The 10 items in a category was an example. Each of a 100 to 200 product categories would have a different number of "target SKUs". So, no, each product category would NOT have 10 items in it. Some product categories would have as few as 2 SKUs in it and some categories would have up to 50 skus in it. We change the number of "target SKUs" in a product category as the market demands move and change.
The 10 items in a category was an example. Each of a 100 to 200 product categories would have a different number of "target SKUs".
Taking the 2 items in a category example since there are less items, are you wanting replenishment to pool the supply and demand to make a suggestion for the quantity needed for the entire category? If so, then how would you determine how much to buy of each item?

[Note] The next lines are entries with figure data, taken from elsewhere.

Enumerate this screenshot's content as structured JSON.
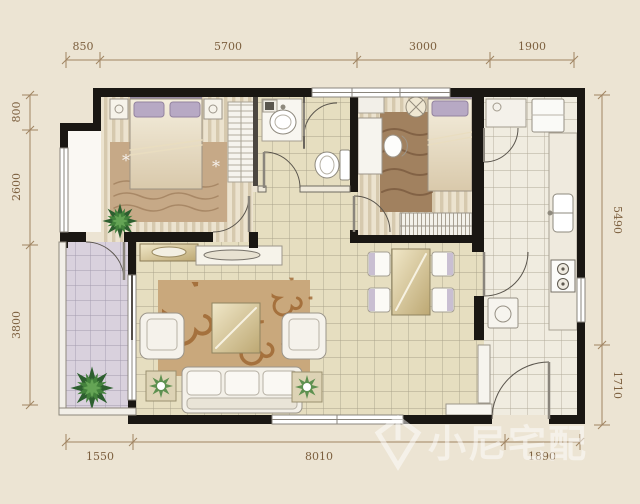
{
  "plan": {
    "dimensions": {
      "top": [
        "850",
        "5700",
        "3000",
        "1900"
      ],
      "left": [
        "800",
        "2600",
        "3800"
      ],
      "right": [
        "5490",
        "1710"
      ],
      "bottom": [
        "1550",
        "8010",
        "1890"
      ]
    },
    "watermark": "小尼宅配",
    "colors": {
      "background": "#ece4d3",
      "wall": "#1a1713",
      "dimension_text": "#7c5f3e",
      "tile_beige": "#e6dec0",
      "tile_kitchen": "#f0ece0",
      "balcony_lavender": "#d9d1dd",
      "rug_tan": "#c9a87c",
      "plant_green": "#43823c",
      "watermark_color": "#ffffff"
    }
  }
}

I would be very careful with the model of moving average. I would create a spreadsheet with my weekly past demand for the last 6 months (24weeks), and apply the method at week 10 to see what it would have been predicted for week 11, then at week 11 to see the prediction for week12, etc.
Then i can compare the predictions with my actuals, and see if the method worked. Do I make sense?
If the demand is pretty stable (no seasonality), then the method may be okay. If there is seasonality then you need NetStock, or even better EazyStock.